Gene-based TWAS polygenic risk prediction

Gene-based polygenic profiles were created to assess the out-of-sample prediction power of the UKB TWAS results. In this analysis, we used the individual-level phenotype and genetic data, whose processing steps were detailed in the previous GWAS39,40. The FUSION software and database (http://gusevlab.org/projects/fusion/) were used to impute gene expression levels in UKB, ADNI, HCP, PNC, and PING data sets using individual-level genetic data. We performed imputation for 52 different reference panels (Supplementary Data 22). In training data (UKB), we estimated the effect size of each imputed gene expression in a linear regression model, whereas adjusting for the age (at imaging), age-squared, sex, age-sex interaction, age-squared-sex interaction, as well as the top 40 genetic principle components provided by UKB110 (Data-Field 22009). For ROI volumes, we also included total brain volume (for ROIs other than total brain volume itself) as a covariate. The gene-based TWAS PRS were generated in testing data by summarizing across imputed gene expressions, weighed by their effect sizes estimated from the training data. We tried a series of p value thresholds for predictor selection: 1, 0.8, 0.5, 0.4, 0.3, 0.2, 0.1, 0.08, 0.05, 0.02, 0.01, 0.001, 1 × 10−4, 1 × 10−5, 1 × 10−6, 1 × 10−7, and 5 × 10−8. Thus, 17 polygenic profiles were generated for each neuroimaging trait and we reported the best prediction power that can be achieved by a single profile of them in the single reference panel. The association between polygenic profile and trait was estimated and tested in linear regression model (R version 3.5.0), adjusting for the effects of age and sex. The additional phenotypic variation that can be explained by polygenic profile (i.e., the incremental R2) was used to measure the prediction power. Next, we additionally considered the best variant-based GWAS PRS reported in Zhao et al.39 and re-evaluated the incremental R2. Specifically, we considered the following four simple linear models

Phenotype ~ covariates (m1),

Phenotype ~ TWAS PRS+covariates (m2),

Phenotype ~ GWAS PRS+covariates (m3), and

Phenotype ~ TWAS PRS+GWAS PRS+covariates (m4).

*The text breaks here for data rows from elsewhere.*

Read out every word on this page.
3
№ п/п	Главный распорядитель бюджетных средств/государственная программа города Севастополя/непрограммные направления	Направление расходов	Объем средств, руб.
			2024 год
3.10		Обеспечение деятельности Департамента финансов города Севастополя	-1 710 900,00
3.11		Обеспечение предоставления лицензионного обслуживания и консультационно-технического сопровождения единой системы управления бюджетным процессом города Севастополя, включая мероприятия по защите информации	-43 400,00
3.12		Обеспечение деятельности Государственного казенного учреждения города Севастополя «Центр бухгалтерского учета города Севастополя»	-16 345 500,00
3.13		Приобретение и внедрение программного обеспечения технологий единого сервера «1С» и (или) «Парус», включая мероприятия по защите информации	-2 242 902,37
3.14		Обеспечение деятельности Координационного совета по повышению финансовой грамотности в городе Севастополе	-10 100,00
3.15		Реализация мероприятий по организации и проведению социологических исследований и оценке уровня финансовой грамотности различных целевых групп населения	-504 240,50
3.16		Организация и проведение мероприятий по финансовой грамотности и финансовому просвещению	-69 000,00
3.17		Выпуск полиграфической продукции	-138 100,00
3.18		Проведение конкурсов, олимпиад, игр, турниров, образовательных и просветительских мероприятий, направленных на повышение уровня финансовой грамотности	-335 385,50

We estimated the incremental R2 of TWAS PRS conditioning on GWAS PRS using models m4 and m3, the incremental R2 of GWAS PRS conditioning on TWAS PRS using models m4 and m2, and calculated the additional phenotypic variation that can be jointly explained by GWAS and TWAS PRS using models m4 and m1. More details about constructing and evaluating gene-based PRS can be found in Supplementary Note.

Reporting summary

Further information on research design is available in the Nature Research Reporting Summary linked to this article.